En el hamman (fragmento de La huella de las ausencias. un relato sobre Walada)
Las conversaciones en el
hamman público cercano al alcázar, que yo había evitado las pocas veces que no
utilizaba el de mis anteriores residencias, dejaron de parecerme parloteos
desdeñables de charlatanas y chismosas. Las mujeres allí no sólo acudíamos para
limpiar y embellecer nuestro cuerpo. El agua de los baños depuraba también los
desechos de las almas. En sus recintos se suspendían durante unas horas las
leyes que regían nuestra actuación en el mundo externo. La luz que se filtraba
por los lucernarios proporcionaba a las estancias una apacible atmósfera en
semipenumbra. Me sorprendí al descubrir cómo allí se sellaban, a veces,
verdaderos pactos de lealtad. Como en el mundo de afuera. Como en el de ellos.

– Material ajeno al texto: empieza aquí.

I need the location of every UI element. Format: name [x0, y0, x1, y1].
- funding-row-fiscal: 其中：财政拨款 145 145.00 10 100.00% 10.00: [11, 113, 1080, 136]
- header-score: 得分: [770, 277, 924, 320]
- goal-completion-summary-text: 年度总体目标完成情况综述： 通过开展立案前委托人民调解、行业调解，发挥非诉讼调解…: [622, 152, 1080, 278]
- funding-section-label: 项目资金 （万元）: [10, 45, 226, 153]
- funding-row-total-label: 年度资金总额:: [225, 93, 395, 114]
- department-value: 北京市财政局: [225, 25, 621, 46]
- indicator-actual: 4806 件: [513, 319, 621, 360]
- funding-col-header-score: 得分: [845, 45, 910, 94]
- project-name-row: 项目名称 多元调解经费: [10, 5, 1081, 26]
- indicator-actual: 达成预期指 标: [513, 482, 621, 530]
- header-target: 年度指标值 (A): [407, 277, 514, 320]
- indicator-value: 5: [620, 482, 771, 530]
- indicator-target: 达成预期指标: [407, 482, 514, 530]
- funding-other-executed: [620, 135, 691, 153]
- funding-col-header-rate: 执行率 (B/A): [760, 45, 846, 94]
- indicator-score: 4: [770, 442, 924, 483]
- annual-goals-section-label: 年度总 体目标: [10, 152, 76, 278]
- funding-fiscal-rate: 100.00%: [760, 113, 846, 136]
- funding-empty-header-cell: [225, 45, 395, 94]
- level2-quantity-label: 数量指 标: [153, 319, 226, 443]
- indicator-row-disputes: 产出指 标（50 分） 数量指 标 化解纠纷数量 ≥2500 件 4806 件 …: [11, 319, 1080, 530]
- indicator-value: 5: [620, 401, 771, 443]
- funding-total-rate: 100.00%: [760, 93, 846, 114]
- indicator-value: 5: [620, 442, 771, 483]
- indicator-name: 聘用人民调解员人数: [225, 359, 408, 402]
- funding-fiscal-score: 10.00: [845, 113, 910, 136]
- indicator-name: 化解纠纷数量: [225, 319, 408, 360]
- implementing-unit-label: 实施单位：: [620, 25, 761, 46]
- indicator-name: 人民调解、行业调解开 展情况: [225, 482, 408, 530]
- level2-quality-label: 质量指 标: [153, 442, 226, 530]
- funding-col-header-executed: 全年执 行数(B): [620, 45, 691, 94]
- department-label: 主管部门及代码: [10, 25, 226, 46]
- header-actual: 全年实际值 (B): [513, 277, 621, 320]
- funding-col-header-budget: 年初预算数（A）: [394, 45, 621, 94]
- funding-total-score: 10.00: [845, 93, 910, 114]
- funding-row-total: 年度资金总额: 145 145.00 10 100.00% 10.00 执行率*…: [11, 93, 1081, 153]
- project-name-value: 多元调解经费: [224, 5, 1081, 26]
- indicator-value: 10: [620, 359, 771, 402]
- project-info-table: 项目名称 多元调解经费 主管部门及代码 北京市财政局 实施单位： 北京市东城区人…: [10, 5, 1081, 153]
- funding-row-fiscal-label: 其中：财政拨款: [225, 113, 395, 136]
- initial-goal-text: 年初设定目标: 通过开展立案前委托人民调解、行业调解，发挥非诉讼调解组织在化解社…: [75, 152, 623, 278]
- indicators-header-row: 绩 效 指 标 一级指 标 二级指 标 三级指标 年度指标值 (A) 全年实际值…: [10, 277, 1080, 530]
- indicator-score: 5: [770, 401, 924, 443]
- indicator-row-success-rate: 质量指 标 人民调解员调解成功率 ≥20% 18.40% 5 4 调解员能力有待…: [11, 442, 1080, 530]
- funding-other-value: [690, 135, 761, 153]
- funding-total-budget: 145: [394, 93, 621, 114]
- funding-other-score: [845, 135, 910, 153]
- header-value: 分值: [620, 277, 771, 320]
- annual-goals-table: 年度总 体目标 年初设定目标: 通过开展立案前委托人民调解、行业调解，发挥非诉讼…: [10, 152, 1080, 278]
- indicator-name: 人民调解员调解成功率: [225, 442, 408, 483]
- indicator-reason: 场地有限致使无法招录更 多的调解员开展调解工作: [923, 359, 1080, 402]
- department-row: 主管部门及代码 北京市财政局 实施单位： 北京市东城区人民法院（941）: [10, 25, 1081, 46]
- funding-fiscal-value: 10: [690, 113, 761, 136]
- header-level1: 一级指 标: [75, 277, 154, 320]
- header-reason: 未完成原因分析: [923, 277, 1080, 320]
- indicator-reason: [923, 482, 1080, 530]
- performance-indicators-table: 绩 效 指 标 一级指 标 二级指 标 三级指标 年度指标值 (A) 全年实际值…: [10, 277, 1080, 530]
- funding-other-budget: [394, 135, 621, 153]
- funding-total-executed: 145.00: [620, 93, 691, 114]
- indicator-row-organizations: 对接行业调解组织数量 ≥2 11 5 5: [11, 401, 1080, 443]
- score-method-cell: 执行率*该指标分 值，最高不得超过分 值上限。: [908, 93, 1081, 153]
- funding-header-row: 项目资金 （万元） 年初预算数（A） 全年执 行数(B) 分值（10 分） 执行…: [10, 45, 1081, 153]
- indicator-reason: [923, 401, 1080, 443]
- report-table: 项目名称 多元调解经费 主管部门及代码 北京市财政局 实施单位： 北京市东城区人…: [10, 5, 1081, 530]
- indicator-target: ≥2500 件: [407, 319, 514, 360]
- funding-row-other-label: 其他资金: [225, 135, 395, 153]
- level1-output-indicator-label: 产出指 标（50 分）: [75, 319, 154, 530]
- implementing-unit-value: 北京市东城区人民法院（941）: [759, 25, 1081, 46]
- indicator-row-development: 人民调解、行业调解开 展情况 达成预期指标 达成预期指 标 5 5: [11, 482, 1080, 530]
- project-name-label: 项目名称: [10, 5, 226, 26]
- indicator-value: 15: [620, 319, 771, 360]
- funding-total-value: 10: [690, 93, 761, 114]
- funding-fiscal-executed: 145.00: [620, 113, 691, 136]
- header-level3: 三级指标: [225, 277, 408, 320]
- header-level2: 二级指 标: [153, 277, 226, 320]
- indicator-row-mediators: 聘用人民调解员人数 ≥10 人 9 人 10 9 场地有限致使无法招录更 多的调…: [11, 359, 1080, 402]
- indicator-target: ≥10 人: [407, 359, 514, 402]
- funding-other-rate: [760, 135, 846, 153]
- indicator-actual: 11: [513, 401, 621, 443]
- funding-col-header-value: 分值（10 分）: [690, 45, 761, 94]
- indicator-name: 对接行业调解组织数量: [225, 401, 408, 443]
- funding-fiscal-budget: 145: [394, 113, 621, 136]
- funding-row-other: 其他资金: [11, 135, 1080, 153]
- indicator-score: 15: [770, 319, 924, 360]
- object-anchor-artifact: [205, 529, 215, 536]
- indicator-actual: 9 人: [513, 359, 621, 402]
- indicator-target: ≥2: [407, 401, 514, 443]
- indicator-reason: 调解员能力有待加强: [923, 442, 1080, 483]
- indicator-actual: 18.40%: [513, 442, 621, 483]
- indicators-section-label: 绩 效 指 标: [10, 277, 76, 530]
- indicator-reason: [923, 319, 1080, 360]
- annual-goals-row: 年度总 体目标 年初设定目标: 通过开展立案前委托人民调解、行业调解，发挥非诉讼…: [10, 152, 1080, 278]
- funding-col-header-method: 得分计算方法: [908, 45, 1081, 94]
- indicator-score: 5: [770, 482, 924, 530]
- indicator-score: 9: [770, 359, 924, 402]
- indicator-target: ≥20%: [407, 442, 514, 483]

En la sala de vapor se desdibujaban los contornos de los cuerpos confundidos
con el zumbido que amalgamaba sus voces y el sonido del agua. Las mujeres masajeaban
mutuamente sus cuerpos. Algunos necesitaban alivio para la sensación que quedaba en ellos
tras haber sido usados en las noches para la mera satisfacción de las
necesidades de sus esposos. Otros precisaban ternura para curar los golpes con
los que se habían castigado sus actos de desobediencia o de insumisión. El
ritual les servía a muchos de los cuerpos de preparación para el disfrute en la
velada que se avecinaba. Allí, los talles no eran de palmera, las mejillas no
siempre podían competir con las rosas y eran muchos los ojos que habían perdido
el brillo y la inocencia. Pero, al lado de esos ojos reales, cualquier pupila
de gacela resultaba insulsa. Algunas miradas habían ganado la profundidad de
haber aprendido de las experiencias, mientras que otras se habían vaciado a
golpe de desdichas. Mujeres grandes, pequeñas, morenas y pálidas, gordas,
flacas, viejas, núbiles, mujeres de largas cabelleras negras o cubiertas de
canas de años o de sufrimiento, mujeres
alegres y amargadas, locuaces o reservadas, hermosas mujeres de piel arrugada y
hermosas mujeres de piel tersa en la plenitud de su belleza soñando con una
suerte diferente a la que algunas viejas les vaticinaban. Orondos cuerpos de
mujeres riendo a carcajadas desde el centro de sus vientres deformados y estriados
por los partos para conjurar sus cadenas cotidianas. Enjutos cuerpos de viejas,
con rostros de ojos pícaros y sagaces, que escandalizaban a las jóvenes con sus
relatos obscenos. Allí, las mujeres podían descargar en palabras, en risas, en
llantos o en silencios las alegrías y los sinsabores de su vida cotidiana. Por
unas horas se desprendían del sagrado deber de satisfacer las necesidades de
los otros. Mostraban hastío hacia los caprichos de sus esposos, se quejaban de su
falta de atención, se burlaban de su torpeza, de su ignorancia, de su debilidad
o de sus vicios. Se vanagloriaban de la suerte que habían tenido con ellos, alardeando de
su riqueza o de sus habilidades amatorias, mostrando agradecimiento hacia su
comprensión, su generosidad o su sabiduría. Allí expresaban su enojo por las
insatisfacciones o las frustraciones de sus realidades o el alborozo por su
felicidad, compartían esperanzas o articulaban sus temores a ser desplazadas
por la elección de otras esposas o a ser repudiadas. Frecuentemente bromeaban
con las tragedias cotidianas propias y ajenas haciendo así más livianas las
sombras que se engrandecían entre los muros de los hogares. De sus bocas, de
sus manos se derramaban confidencias, consejos y consuelo. ¿Cómo escribirlas?
¿Qué metáforas usar para cincelar sus cuerpos en poemas? ¿Qué ritmos, qué
rimas, qué metros escoger para dar cauce a los torrentes de sus voces? ¿Cómo
escribirme a mí, que las contemplaba desde mi cárcel de mujer sin cadenas?